Wednesday, May 13, 2009

Are futures fooling me again?


Ok here is SPY 30 min for the week including pre-market action. As you can see we held last week Tuesdays low and saw a sizable bounce, more then I expected. Futures are currently trading EXACTLY at the lower trendline I had posted yesterday. So a retest of yesterdays low should only give us a marginal bounce to test mondays low.

I had mentioned that during option expiration week we should trade within the previous weeks range. Well we are on the edge of breaking this range. We held at 896 yesterday and have one last range left here at the bottom at the 890 (last week mondays low). The targets on the upper ranges are marked in blue representing last week monday/tuesday high and the last level at around the 918-920 range on S&P.

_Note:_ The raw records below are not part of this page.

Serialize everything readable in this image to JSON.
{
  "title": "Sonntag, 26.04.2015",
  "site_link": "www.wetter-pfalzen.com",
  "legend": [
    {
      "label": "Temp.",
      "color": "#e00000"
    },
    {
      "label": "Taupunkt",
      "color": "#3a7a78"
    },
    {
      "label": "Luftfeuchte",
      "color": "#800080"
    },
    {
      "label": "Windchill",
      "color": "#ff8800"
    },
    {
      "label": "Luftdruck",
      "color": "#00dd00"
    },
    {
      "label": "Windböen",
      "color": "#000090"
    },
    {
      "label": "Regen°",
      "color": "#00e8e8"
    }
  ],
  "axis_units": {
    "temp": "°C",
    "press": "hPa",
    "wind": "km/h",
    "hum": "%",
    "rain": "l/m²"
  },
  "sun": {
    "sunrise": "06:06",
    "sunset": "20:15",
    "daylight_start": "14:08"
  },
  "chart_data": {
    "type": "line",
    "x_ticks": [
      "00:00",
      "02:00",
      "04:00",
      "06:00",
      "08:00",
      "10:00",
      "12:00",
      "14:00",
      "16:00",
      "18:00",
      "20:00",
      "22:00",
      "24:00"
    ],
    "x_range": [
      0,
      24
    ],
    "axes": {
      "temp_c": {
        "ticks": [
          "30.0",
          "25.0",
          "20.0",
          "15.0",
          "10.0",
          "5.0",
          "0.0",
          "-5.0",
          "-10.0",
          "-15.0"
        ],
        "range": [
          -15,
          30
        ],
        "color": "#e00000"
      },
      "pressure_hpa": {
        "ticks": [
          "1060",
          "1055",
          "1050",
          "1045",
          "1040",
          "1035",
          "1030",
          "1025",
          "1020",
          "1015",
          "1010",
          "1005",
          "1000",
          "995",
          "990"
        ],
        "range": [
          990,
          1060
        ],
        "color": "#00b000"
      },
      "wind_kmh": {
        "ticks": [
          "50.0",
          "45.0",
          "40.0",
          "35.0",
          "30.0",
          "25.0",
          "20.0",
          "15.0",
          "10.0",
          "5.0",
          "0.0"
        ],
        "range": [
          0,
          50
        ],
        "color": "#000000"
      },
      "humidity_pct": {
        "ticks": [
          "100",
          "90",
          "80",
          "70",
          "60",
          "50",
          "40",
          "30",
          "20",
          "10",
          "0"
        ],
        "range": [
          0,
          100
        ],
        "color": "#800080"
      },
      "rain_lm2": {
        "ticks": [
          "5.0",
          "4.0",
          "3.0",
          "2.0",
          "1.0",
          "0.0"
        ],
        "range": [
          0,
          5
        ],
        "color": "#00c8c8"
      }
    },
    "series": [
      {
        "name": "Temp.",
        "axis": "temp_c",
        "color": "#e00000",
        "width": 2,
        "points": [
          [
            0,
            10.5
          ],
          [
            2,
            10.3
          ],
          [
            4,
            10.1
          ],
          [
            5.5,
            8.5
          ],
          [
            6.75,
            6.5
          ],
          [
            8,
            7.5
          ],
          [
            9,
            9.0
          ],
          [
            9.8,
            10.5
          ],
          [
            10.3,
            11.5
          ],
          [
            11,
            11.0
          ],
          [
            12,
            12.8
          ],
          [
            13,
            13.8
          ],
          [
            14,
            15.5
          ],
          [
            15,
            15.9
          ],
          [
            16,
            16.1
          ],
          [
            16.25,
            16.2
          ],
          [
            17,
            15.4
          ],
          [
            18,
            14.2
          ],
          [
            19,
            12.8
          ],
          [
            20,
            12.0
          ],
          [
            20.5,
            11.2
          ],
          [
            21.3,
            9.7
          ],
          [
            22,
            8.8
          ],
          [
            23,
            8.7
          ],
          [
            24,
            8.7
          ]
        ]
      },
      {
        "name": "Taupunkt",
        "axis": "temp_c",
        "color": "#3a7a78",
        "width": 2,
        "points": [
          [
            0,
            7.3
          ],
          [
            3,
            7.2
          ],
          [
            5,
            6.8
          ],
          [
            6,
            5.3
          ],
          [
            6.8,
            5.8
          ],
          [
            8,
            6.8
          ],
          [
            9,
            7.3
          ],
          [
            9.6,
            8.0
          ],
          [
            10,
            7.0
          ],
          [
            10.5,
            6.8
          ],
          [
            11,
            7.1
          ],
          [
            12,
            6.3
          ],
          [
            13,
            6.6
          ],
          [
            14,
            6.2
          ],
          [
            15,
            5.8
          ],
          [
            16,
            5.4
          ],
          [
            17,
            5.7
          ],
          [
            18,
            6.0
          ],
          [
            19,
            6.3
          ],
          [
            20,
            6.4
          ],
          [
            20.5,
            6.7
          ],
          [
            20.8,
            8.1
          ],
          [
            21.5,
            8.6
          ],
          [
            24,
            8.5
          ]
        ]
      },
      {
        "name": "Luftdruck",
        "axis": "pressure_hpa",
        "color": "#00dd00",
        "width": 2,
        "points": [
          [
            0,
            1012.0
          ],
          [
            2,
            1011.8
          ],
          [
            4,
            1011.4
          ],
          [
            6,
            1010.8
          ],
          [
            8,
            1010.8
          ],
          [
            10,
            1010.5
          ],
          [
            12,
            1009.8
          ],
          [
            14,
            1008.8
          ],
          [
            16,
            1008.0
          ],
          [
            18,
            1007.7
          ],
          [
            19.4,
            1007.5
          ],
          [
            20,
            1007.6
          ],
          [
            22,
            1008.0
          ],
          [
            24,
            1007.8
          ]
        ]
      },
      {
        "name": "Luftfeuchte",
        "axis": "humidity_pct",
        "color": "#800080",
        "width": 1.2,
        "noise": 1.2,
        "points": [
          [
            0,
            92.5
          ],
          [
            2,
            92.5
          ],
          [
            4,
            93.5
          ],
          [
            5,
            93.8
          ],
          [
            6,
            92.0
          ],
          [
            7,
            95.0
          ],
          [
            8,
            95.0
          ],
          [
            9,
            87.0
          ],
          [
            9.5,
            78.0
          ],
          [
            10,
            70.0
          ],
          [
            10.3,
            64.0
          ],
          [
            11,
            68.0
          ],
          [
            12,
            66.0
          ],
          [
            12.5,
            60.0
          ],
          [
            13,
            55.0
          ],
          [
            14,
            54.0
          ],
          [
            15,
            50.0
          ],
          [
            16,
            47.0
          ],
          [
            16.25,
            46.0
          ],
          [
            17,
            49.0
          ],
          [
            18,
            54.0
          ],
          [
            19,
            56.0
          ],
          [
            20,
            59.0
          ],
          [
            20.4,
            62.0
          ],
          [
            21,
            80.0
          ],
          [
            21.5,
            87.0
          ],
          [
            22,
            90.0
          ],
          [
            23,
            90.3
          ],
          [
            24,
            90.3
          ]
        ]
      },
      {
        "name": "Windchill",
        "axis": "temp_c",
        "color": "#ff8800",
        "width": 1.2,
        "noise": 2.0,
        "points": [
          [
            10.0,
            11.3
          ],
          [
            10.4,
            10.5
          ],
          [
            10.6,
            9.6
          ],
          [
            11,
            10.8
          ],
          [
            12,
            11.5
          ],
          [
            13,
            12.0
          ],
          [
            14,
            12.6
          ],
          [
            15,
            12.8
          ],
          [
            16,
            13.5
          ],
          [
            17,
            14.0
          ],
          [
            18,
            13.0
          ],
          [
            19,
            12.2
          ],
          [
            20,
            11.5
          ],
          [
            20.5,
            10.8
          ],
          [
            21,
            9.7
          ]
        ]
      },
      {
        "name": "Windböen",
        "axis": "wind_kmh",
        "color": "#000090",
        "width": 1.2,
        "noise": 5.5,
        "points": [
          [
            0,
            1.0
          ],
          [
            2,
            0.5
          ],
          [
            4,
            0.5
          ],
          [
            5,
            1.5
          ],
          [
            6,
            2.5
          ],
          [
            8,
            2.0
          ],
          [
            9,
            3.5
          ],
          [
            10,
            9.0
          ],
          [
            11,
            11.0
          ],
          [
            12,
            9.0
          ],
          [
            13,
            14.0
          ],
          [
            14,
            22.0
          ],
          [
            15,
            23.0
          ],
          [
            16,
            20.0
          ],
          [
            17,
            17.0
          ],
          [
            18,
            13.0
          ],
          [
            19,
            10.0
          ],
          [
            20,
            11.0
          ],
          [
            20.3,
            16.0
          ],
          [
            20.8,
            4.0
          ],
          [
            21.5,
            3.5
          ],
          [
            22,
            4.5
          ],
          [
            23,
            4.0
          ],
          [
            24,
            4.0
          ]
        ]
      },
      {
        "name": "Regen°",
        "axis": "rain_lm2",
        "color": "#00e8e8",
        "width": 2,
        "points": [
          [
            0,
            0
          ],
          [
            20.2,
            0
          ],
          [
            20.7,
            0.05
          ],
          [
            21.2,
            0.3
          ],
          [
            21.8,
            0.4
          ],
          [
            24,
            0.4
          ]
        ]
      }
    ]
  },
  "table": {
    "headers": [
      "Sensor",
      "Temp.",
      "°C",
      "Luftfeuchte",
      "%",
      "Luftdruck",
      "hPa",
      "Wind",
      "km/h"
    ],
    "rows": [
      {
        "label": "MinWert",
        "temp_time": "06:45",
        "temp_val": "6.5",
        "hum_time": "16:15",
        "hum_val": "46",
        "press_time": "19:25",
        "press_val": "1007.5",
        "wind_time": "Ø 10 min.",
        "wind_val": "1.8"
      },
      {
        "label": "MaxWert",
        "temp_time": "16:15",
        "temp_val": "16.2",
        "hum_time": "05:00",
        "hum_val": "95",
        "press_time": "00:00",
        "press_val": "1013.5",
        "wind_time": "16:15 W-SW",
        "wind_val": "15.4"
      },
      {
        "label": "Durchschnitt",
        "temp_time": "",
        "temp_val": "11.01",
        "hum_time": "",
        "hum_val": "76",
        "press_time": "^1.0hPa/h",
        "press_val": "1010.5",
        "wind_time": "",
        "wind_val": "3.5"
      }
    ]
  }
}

As you remember breaking the 870 range we needed a lot of buying power to bring us well out of this range to be able to use the 870 as support once broken. The same can apply here, a break into the 890 may not be enough to leave 900 behind as resistance. A bounce off the 890 should break 900 again on the upside to get back into the 906-908 range as the top. So we have to see.

Watch volume on the 1-min carefully today, also have another graph up for 5 min candles to see if we get indecision on the bounces. Also use RSI as I had posted yesterday so we can determine what kind of bounce we are dealing with.

Position wise. I am still holding SDS, and started buying into my GE September puts (GEW UN). I will keep on adding to this position over this week and possibly next for a total of 4% cash exposure (meaning 4% of my cash tied up in this option). I may do another set of puts for the previous expiration (GEW RM) to get some better value for my money in case we will not see a new major low and stop at the 716. Other then that still waiting to pile into SRS and SKF. I will scale into those slowly and use some of my remaining cash and possibly some of my SDS position for this as well. While my SDS has an average price of around 77 (without including money I made from hedging so its much closer to 70) it is a winning position over a 3 month time frame.

Market is getting weaker overall, however selling has not yet stepped in. This is totally normal and should not be misunderstood for the lack of commitment from the bears. To go back to my old statements - who really needs to sell? Those large inventories are waiting on the sidelines still waiting to be unloaded - why has this not occurred yet? Fund Managers know you cannot catch the perfect top or bottom, so they assume a risk of 5% off the top (930) with the potential of making another 5% (run to 1000 range). A break of 870 on the downside will then trigger selling to occur from this level. 870-880 is a key range for any bull at this point - a break here and the dip buying is over.